(these pictures are from our trip to santa barabara over christmas break, not related to this post, but still fun!)
hey friends! its january, so that means i have to make resolutions. really, not my favorite thing to do. i am not a super introspective person, so i guess the practice of making resolutions is a good thing for me, to stretch me a bit. one of my resolutions is to blog more. but the funny thing is, i wrote down “blog more – ?”. like i am unsure if it should be a resolution or not! my husband has asked me a few times over the last couple years why i am still doing it, to make me really think through my reasons. and i haven’t had a great answer. i don’t have a business anymore, so i don’t blog for promoting my products anymore. and finding the time to produce good quality content has been hard. ok, thats probably a lie. making time for good quality content has been hard. i’m sure i could find the time.
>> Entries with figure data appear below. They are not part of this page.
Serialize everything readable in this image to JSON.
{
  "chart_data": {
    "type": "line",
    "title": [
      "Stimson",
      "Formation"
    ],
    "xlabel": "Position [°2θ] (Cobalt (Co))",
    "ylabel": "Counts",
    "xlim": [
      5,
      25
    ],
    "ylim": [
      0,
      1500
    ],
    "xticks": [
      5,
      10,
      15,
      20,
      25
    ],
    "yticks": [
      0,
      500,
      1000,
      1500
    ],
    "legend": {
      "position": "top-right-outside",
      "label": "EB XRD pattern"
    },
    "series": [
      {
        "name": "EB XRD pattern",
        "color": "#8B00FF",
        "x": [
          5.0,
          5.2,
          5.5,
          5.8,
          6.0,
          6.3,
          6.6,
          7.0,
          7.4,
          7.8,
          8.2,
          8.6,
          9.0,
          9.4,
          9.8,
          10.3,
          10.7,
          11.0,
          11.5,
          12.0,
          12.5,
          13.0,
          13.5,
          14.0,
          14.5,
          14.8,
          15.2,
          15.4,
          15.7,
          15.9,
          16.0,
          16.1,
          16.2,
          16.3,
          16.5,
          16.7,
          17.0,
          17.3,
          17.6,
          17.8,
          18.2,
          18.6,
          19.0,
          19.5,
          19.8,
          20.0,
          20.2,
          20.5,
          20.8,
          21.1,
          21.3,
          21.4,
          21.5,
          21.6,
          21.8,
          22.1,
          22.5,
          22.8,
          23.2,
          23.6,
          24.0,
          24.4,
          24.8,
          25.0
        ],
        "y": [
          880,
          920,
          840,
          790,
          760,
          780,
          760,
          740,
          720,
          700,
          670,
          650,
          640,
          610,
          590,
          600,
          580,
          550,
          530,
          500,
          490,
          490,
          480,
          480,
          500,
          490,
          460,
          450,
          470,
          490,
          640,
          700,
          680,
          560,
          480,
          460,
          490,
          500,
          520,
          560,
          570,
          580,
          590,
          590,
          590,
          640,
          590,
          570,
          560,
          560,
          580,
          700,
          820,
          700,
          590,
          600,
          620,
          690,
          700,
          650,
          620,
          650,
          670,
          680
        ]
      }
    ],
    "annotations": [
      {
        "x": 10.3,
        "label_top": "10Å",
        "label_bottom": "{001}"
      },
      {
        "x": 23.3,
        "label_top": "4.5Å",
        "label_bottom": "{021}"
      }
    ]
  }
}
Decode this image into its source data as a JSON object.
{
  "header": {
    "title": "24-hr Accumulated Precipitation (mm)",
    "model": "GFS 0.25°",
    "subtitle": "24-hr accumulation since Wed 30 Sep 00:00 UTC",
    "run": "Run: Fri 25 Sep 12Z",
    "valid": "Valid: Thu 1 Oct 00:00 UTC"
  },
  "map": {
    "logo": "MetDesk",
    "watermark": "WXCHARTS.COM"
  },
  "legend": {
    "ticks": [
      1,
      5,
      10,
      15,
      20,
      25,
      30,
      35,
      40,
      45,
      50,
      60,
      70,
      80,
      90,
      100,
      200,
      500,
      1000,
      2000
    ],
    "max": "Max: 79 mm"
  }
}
we’ve been out of our last home for just over a year now, and in a rental house, and in the property finding/buying/house designing-to-build process for about 2 years now. i’ve mentioned it before, but it has felt like an emotional roller coaster through these 2 years – not overly difficult, but entirely unsettling. our rental has definitely felt like “home” but not the home i’d love to live in forever. while its in a beautiful area, its cold and dark (as in it doesn’t get good light), and just kind of blah. all this to say, i haven’t had a whole lot i’ve felt like blogging about because saying, “hey guys! it looks like we’ve found property! oh. never
mind” gets kind of boring after awhile.
so why do i feel like i need to get back to blogging? because i feel like i’ve lost myself a little bit over the last couple years. while i am pouring myself into my kids and my home life more, i am missing a consistent creative outlet, missing pushing myself to write more and create content, which forced me to be creative. so, here goes again, back to blogging. forgive me if i produce the most boring posts in the history of ever, because right now, i think i’m doing this more for me than anything else.